Originally Posted by l0f4r0

Ok, you can get rid of the directory structure with switch --no-directories as some members told you before.
However, my command should work nonetheless (from my side it's OK with a links.txt file full of links). So please provide the following outputs:

Code:

wget --version
wget -r -A "*.jpg,*.jpeg" --ignore-case --spider --no-directories http://www.slackware.com/ 2>&1
wget -r -A "*.jpg,*.jpeg" --ignore-case --spider --no-directories http://website.com/dir1/ 2>&1
curl http://website.com/dir1/

NB: regarding the last 2 commands, you might want to anonymize the outputs and give us bogus URLs instead. Actually, I'm only interested in seeing the global look of the output and noticing if there is any URLs pointing to .jpg/.jpeg resources...

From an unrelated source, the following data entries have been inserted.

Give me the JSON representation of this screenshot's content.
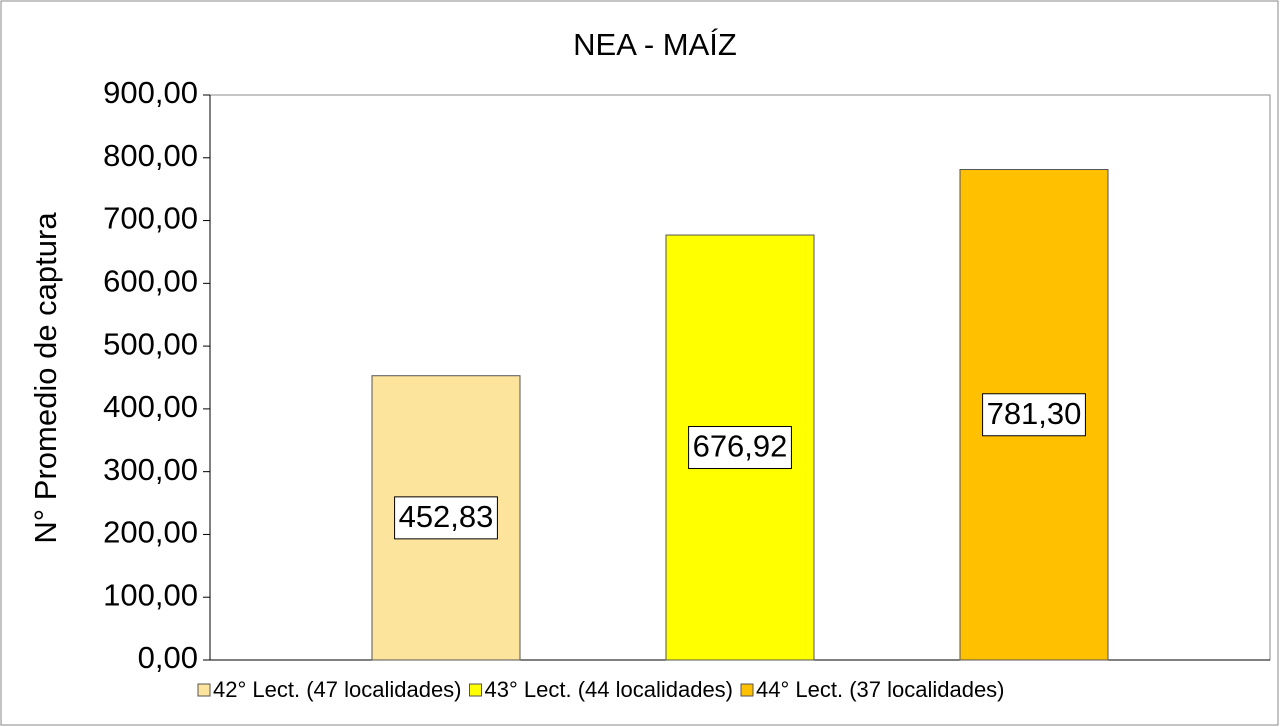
{
  "chart_data": {
    "type": "bar",
    "title": "NEA - MAÍZ",
    "y_label": "N° Promedio de captura",
    "categories": [
      null
    ],
    "series": [
      {
        "name": "42° Lect. (47 localidades)",
        "color": "#FDE49C",
        "values": [
          452.83
        ],
        "value_labels": [
          "452,83"
        ]
      },
      {
        "name": "43° Lect. (44 localidades)",
        "color": "#FFFF00",
        "values": [
          676.92
        ],
        "value_labels": [
          "676,92"
        ]
      },
      {
        "name": "44° Lect. (37 localidades)",
        "color": "#FFC000",
        "values": [
          781.3
        ],
        "value_labels": [
          "781,30"
        ]
      }
    ],
    "ylim": [
      0,
      900
    ],
    "yticks": [
      {
        "value": 0,
        "label": "0,00"
      },
      {
        "value": 100,
        "label": "100,00"
      },
      {
        "value": 200,
        "label": "200,00"
      },
      {
        "value": 300,
        "label": "300,00"
      },
      {
        "value": 400,
        "label": "400,00"
      },
      {
        "value": 500,
        "label": "500,00"
      },
      {
        "value": 600,
        "label": "600,00"
      },
      {
        "value": 700,
        "label": "700,00"
      },
      {
        "value": 800,
        "label": "800,00"
      },
      {
        "value": 900,
        "label": "900,00"
      }
    ],
    "grid": false,
    "legend": "bottom"
  }
}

The wget version is 1.18, but i am not sure how to post the output for the two wget commands. I tried exporting it to text file but it didn't worked.

l0f4r0 · 01-04-2019, 01:09 AM

^ Redirections can be tricky sometimes

Try this:

Code:

wget -r -A "*.jpg,*.jpeg" --ignore-case --spider --no-directories http://www.slackware.com/ &>wgetSlackware.txt
wget -r -A "*.jpg,*.jpeg" --ignore-case --spider --no-directories http://website.com/dir1/ &>wgetWebsite.txt
curl http://website.com/dir1/ >curlWebsite.txt

Then attach those 3 files in a new post (anonymize their content if need be).

peter7089 · 01-04-2019, 03:18 AM

This time it worked. But i found that wget gets out of the directory that is scraping. If the url is http://website.com/dir1/ it goes to http://website.com/ when finishing parsing the links in http://website.com/dir1/. I don't know if this is normal behavior though.

These are the files:

wgetSlackware.txt

curlWebsite.txt

wgetWebsite.txt

l0f4r0 · 01-04-2019, 06:57 AM

^ Ok, commands are well processed. It's just hard for me to analyze their outputs as you have anonymized them quite a lot!
Yes, it's normal that wget downloads resources from outside folder dir1 because of its recursive mode enabled. You can activate --level=1 and/or --no-parent options if you want to disable that behavior. Is it better now?

peter7089 · 01-04-2019, 12:34 PM

Quote:

Originally Posted by l0f4r0

^ Ok, commands are well processed. It's just hard for me to analyze their outputs as you have anonymized them quite a lot!

Ok, no problem. I still learned some new things.

l0f4r0 · 01-05-2019, 04:04 AM

If your problem has been resolved, please mark your thread as such (see HOWTO in my sig).